18,00 h.: en Dexo. (Aforo: 20 personas).

Viernes 26: 

18,00 h.: en Serantes. (Aforo: 48 personas).

Sábado 27:

18,00 h. en Serantes. Por las Ánimas del Purgatorio; por las intenciones de Loly Lista. (Antes, servicio de confesiones).

Domingo 28 (II de Cuaresma): 

10,00 h. en Serantes. Por la Parroquia. (Aforo: 48 personas).

11,15 h.: en Serantes. Por Arturo Míguez de la Iglesia y su hija Mónica; por Josefa y Dominga Sánchez Echániz; por Soledad Núñez Mosteiro. (Aforo: 48 personas). 

12,30 h.: en Serantes. Por las intenciones de las familias Vázquez Aguilera y Vaquero Cruzado; por Rafael Nieto, esposa Mª Carmen Yáñez e hijo Rafael; por Lita, Maruxa y Matucha Corredoira Rodríguez; por Jacinto Lozano y su hijo Carlos. (Aforo: 48 personas).

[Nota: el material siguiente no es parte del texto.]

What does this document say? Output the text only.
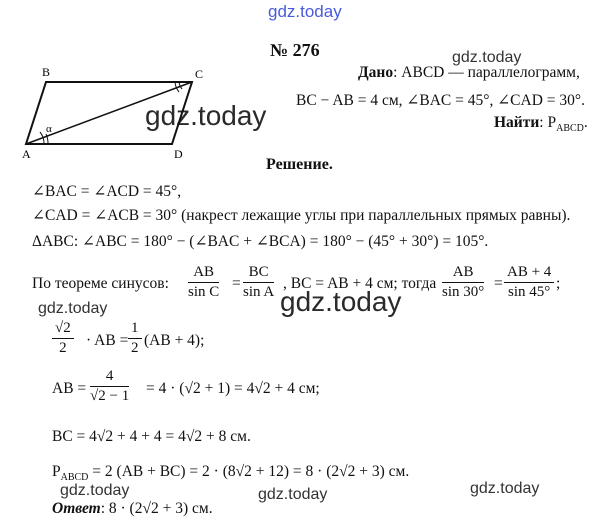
gdz.today
gdz.today
gdz.today
gdz.today	gdz.today
gdz.today	gdz.today	gdz.today
№ 276
B	C
A	D
α
Дано: ABCD — параллелограмм,
BC − AB = 4 см, ∠BAC = 45°, ∠CAD = 30°.
Найти: $P_{ABCD}$.
Решение.
∠BAC = ∠ACD = 45°,
∠CAD = ∠ACB = 30° (накрест лежащие углы при параллельных прямых равны).
ΔABC: ∠ABC = 180° − (∠BAC + ∠BCA) = 180° − (45° + 30°) = 105°.
По теореме синусов: $\frac{AB}{\text{sin C}} = \frac{BC}{\text{sin A}}$ , BC = AB + 4 см; тогда $\frac{AB}{\sin 30^\circ} = \frac{AB + 4}{\sin 45^\circ}$ ;
$\frac{√2}{2}$ · AB = $\frac{1}{2} (AB + 4)$;
AB = $\frac{4}{√2 - 1} = 4 \cdot (√2 + 1) = 4√2 + 4$ см;
BC = 4√2 + 4 + 4 = 4√2 + 8 см.
$P_{ABCD} = 2$ (AB + BC) = 2 · (8√2 + 12) = 8 · (2√2 + 3) см.
Ответ: 8 · (2√2 + 3) см.
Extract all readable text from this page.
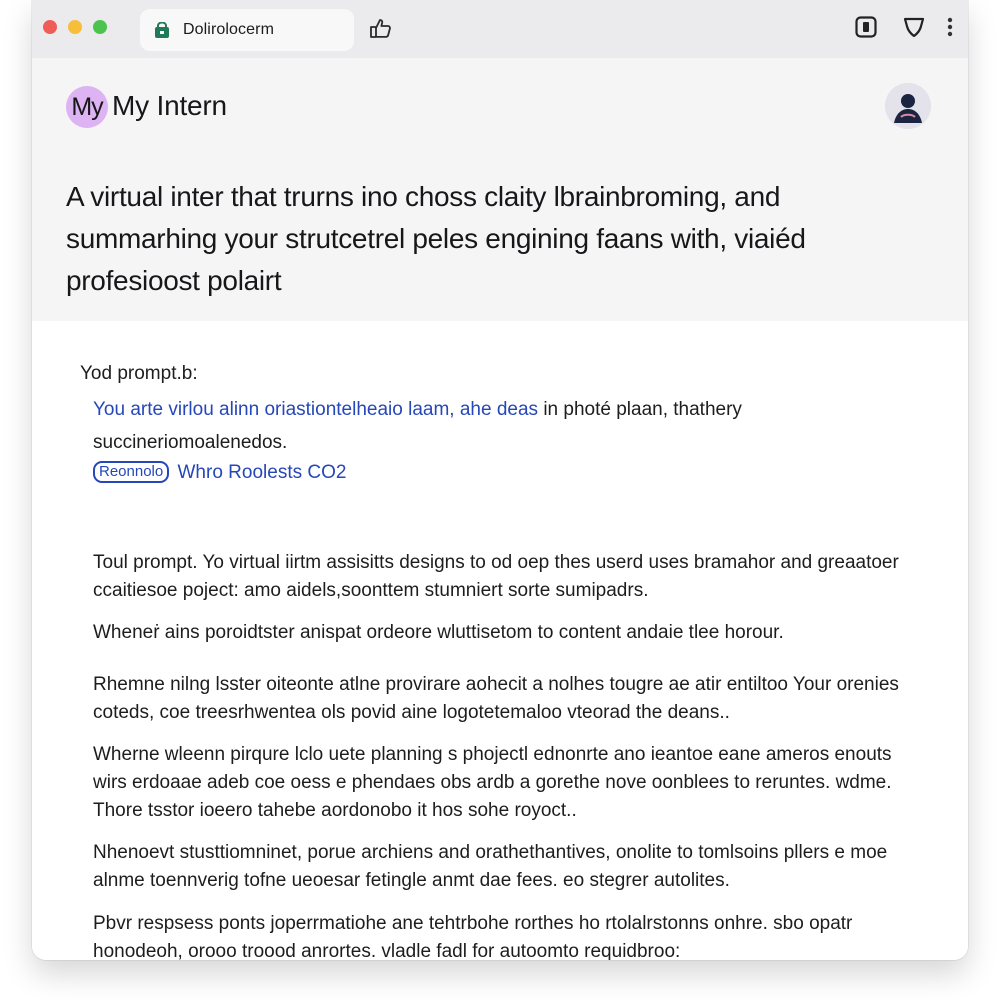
Dolirolocerm
My My Intern
A virtual inter that trurns ino choss claity lbrainbroming, and summarhing your strutcetrel peles engining faans with, viaiéd profesioost polairt
Yod prompt.b:
You arte virlou alinn oriastiontelheaio laam, ahe deas in photé plaan, thathery
succineriomoalenedos.
Reonnolo Whro Roolests CO2

Toul prompt. Yo virtual iirtm assisitts designs to od oep thes userd uses bramahor and greaatoer ccaitiesoe poject: amo aidels,soonttem stumniert sorte sumipadrs.

Wheneṙ ains poroidtster anispat ordeore wluttisetom to content andaie tlee horour.

Rhemne nilng lsster oiteonte atlne provirare aohecit a nolhes tougre ae atir entiltoo Your orenies coteds, coe treesrhwentea ols povid aine logotetemaloo vteorad the deans..

Wherne wleenn pirqure lclo uete planning s phojectl ednonrte ano ieantoe eane ameros enouts wirs erdoaae adeb coe oess e phendaes obs ardb a gorethe nove oonblees to reruntes. wdme. Thore tsstor ioeero tahebe aordonobo it hos sohe royoct..

Nhenoevt stusttiomninet, porue archiens and orathethantives, onolite to tomlsoins pllers e moe alnme toennverig tofne ueoesar fetingle anmt dae fees. eo stegrer autolites.

Pbvr respsess ponts joperrmatiohe ane tehtrbohe rorthes ho rtolalrstonns onhre. sbo opatr honodeoh, orooo troood anrortes. vladle fadl for autoomto requidbroo:
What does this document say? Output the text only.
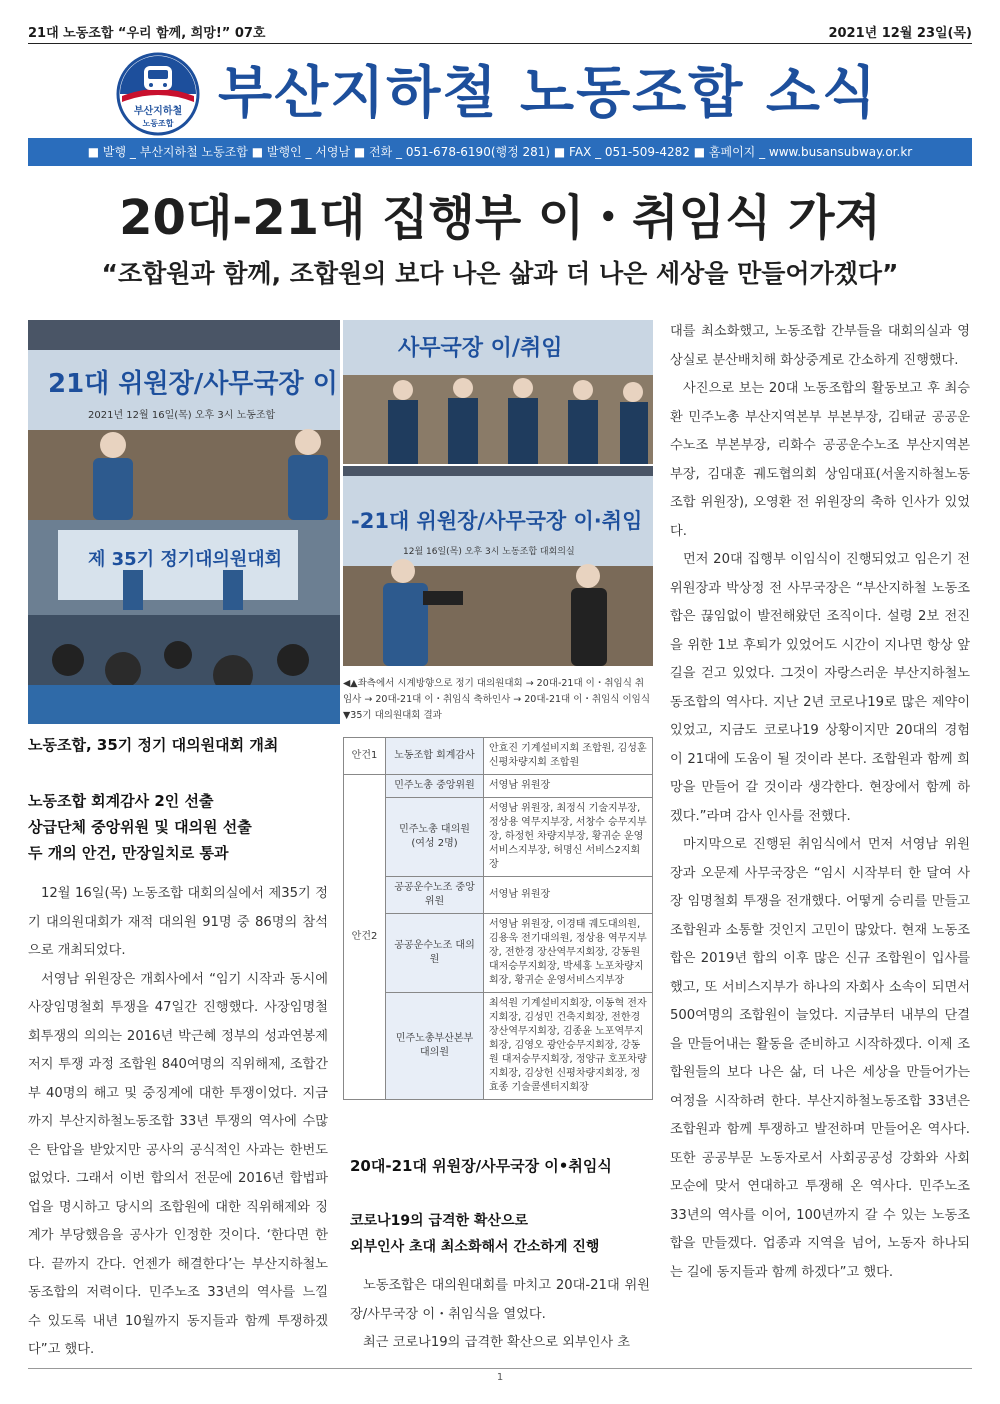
21대 노동조합 “우리 함께, 희망!” 07호	2021년 12월 23일(목)
부산지하철
노동조합 부산지하철 노동조합 소식
■ 발행 _ 부산지하철 노동조합 ■ 발행인 _ 서영남 ■ 전화 _ 051-678-6190(행정 281) ■ FAX _ 051-509-4282 ■ 홈페이지 _ www.busansubway.or.kr
20대-21대 집행부 이・취임식 가져
“조합원과 함께, 조합원의 보다 나은 삶과 더 나은 세상을 만들어가겠다”
21대 위원장/사무국장 이
2021년 12월 16일(목) 오후 3시 노동조합
제 35기 정기대의원대회
사무국장 이/취임
-21대 위원장/사무국장 이·취임
12월 16일(목) 오후 3시 노동조합 대회의실
◀▲좌측에서 시계방향으로 정기 대의원대회 → 20대-21대 이・취임식 취임사 → 20대-21대 이・취임식 축하인사 → 20대-21대 이・취임식 이임식 ▼35기 대의원대회 결과
노동조합, 35기 정기 대의원대회 개최
노동조합 회계감사 2인 선출
상급단체 중앙위원 및 대의원 선출
두 개의 안건, 만장일치로 통과

12월 16일(목) 노동조합 대회의실에서 제35기 정기 대의원대회가 재적 대의원 91명 중 86명의 참석으로 개최되었다.

서영남 위원장은 개회사에서 “임기 시작과 동시에 사장임명철회 투쟁을 47일간 진행했다. 사장임명철회투쟁의 의의는 2016년 박근혜 정부의 성과연봉제 저지 투쟁 과정 조합원 840여명의 직위해제, 조합간부 40명의 해고 및 중징계에 대한 투쟁이었다. 지금까지 부산지하철노동조합 33년 투쟁의 역사에 수많은 탄압을 받았지만 공사의 공식적인 사과는 한번도 없었다. 그래서 이번 합의서 전문에 2016년 합법파업을 명시하고 당시의 조합원에 대한 직위해제와 징계가 부당했음을 공사가 인정한 것이다. ‘한다면 한다. 끝까지 간다. 언젠가 해결한다’는 부산지하철노동조합의 저력이다. 민주노조 33년의 역사를 느낄 수 있도록 내년 10월까지 동지들과 함께 투쟁하겠다”고 했다.

안건1	노동조합 회계감사	안효진 기계설비지회 조합원, 김성훈 신평차량지회 조합원
안건2	민주노총 중앙위원	서영남 위원장
	민주노총 대의원 (여성 2명)	서영남 위원장, 최정식 기술지부장, 정상용 역무지부장, 서창수 승무지부장, 하정헌 차량지부장, 황귀순 운영서비스지부장, 허명신 서비스2지회장
	공공운수노조 중앙위원	서영남 위원장
	공공운수노조 대의원	서영남 위원장, 이경태 궤도대의원, 김용욱 전기대의원, 정상용 역무지부장, 전한경 장산역무지회장, 강동원 대저승무지회장, 박세홍 노포차량지회장, 황귀순 운영서비스지부장
	민주노총부산본부 대의원	최석원 기계설비지회장, 이동혁 전자지회장, 김성민 건축지회장, 전한경 장산역무지회장, 김종윤 노포역무지회장, 김영오 광안승무지회장, 강동원 대저승무지회장, 정양규 호포차량지회장, 김상헌 신평차량지회장, 정효종 기술콜센터지회장
20대-21대 위원장/사무국장 이•취임식
코로나19의 급격한 확산으로
외부인사 초대 최소화해서 간소하게 진행

노동조합은 대의원대회를 마치고 20대-21대 위원장/사무국장 이・취임식을 열었다.

최근 코로나19의 급격한 확산으로 외부인사 초

대를 최소화했고, 노동조합 간부들을 대회의실과 영상실로 분산배치해 화상중계로 간소하게 진행했다.

사진으로 보는 20대 노동조합의 활동보고 후 최승환 민주노총 부산지역본부 부본부장, 김태균 공공운수노조 부본부장, 리화수 공공운수노조 부산지역본부장, 김대훈 궤도협의회 상임대표(서울지하철노동조합 위원장), 오영환 전 위원장의 축하 인사가 있었다.

먼저 20대 집행부 이임식이 진행되었고 임은기 전 위원장과 박상정 전 사무국장은 “부산지하철 노동조합은 끊임없이 발전해왔던 조직이다. 설령 2보 전진을 위한 1보 후퇴가 있었어도 시간이 지나면 항상 앞길을 걷고 있었다. 그것이 자랑스러운 부산지하철노동조합의 역사다. 지난 2년 코로나19로 많은 제약이 있었고, 지금도 코로나19 상황이지만 20대의 경험이 21대에 도움이 될 것이라 본다. 조합원과 함께 희망을 만들어 갈 것이라 생각한다. 현장에서 함께 하겠다.”라며 감사 인사를 전했다.

마지막으로 진행된 취임식에서 먼저 서영남 위원장과 오문제 사무국장은 “임시 시작부터 한 달여 사장 임명철회 투쟁을 전개했다. 어떻게 승리를 만들고 조합원과 소통할 것인지 고민이 많았다. 현재 노동조합은 2019년 합의 이후 많은 신규 조합원이 입사를 했고, 또 서비스지부가 하나의 자회사 소속이 되면서 500여명의 조합원이 늘었다. 지금부터 내부의 단결을 만들어내는 활동을 준비하고 시작하겠다. 이제 조합원들의 보다 나은 삶, 더 나은 세상을 만들어가는 여정을 시작하려 한다. 부산지하철노동조합 33년은 조합원과 함께 투쟁하고 발전하며 만들어온 역사다. 또한 공공부문 노동자로서 사회공공성 강화와 사회 모순에 맞서 연대하고 투쟁해 온 역사다. 민주노조 33년의 역사를 이어, 100년까지 갈 수 있는 노동조합을 만들겠다. 업종과 지역을 넘어, 노동자 하나되는 길에 동지들과 함께 하겠다”고 했다.

1
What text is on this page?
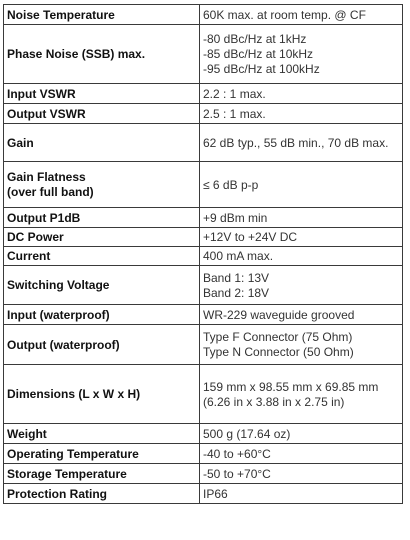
Noise Temperature	60K max. at room temp. @ CF

Phase Noise (SSB) max.	-80 dBc/Hz at 1kHz
-85 dBc/Hz at 10kHz
-95 dBc/Hz at 100kHz

Input VSWR	2.2 : 1 max.

Output VSWR	2.5 : 1 max.

Gain	62 dB typ., 55 dB min., 70 dB max.

Gain Flatness
(over full band)	≤ 6 dB p-p

Output P1dB	+9 dBm min

DC Power	+12V to +24V DC

Current	400 mA max.

Switching Voltage	Band 1: 13V
Band 2: 18V

Input (waterproof)	WR-229 waveguide grooved

Output (waterproof)	Type F Connector (75 Ohm)
Type N Connector (50 Ohm)

Dimensions (L x W x H)	159 mm x 98.55 mm x 69.85 mm
(6.26 in x 3.88 in x 2.75 in)

Weight	500 g (17.64 oz)

Operating Temperature	-40 to +60°C

Storage Temperature	-50 to +70°C

Protection Rating	IP66
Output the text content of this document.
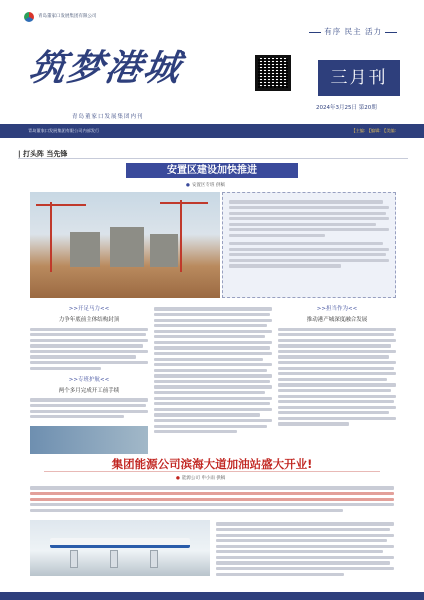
青岛董家口发展集团有限公司
有序 民主 活力
筑梦港城
青岛董家口发展集团内刊
三月刊
2024年3月25日 第20期
青岛董家口发展集团有限公司内部发行	【主编: 【编辑: 【美编:
| 打头阵 当先锋
安置区建设加快推进
● 安置区专班 供稿
>>开足马力<<
力争年底前主体结构封顶
>>专班护航<<
两个多月完成开工前手续
>>担当作为<<
推动港产城深度融合发展
集团能源公司滨海大道加油站盛大开业!
● 能源公司 申小雨 供稿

18,00 h.: en Serantes. (Aforo: 48 personas). 

Exposición del Santísimo

El viernes 26, al remate de la Misa se expondrá el Santísimo Sacramento para pública adoración hasta la 7 de la tarde donde se dará la bendición.

Cuaresma

Apenas habíamos salido de la Navidad, ya está la Madre Iglesia cubriéndonos la cabeza con ceniza. Y, con lo de la pandemia, incluso sin habernos antes cuidado por carnavalear… Pero, cuarenta días no es demasiado tiempo para someterse a una cura de autenticidad, para purificar nuestros amores y nuestros odios, para sanear nuestra mente y ser capaces de devolverle a la cruz su sentido más positivo. La conversión, si es verdadera, duele. Como cuando el dentista nos toca el nervio enfermo. Si no le hacemos daño al “hombre viejo” es que no hemos puesto el dedo en la llaga, nos habremos contentado con cambiar el color o el repertorio de cantos de la liturgia, o con unas pequeñas abstinencias. Cosas buenas, pero no suficientes, Es adentro donde tiene que bajar la conversión: tocando raíces: egoísmo, materialismo, pereza, superficialidad, pasotismo…

Confesiones 

Recordamos que los sábados, media hora antes de la Misa, hay servicio de confesiones. 

Abstinencia

El cuarto mandamiento de la Santa Madre Iglesia prescribe: “Abstenerse de comer carne cuando lo mande la Iglesia en los tiempos de penitencia que nos preparan para las fiestas litúrgicas, contribuye a hacernos adquirir el dominio sobre nuestros instintos y la libertad del corazón”.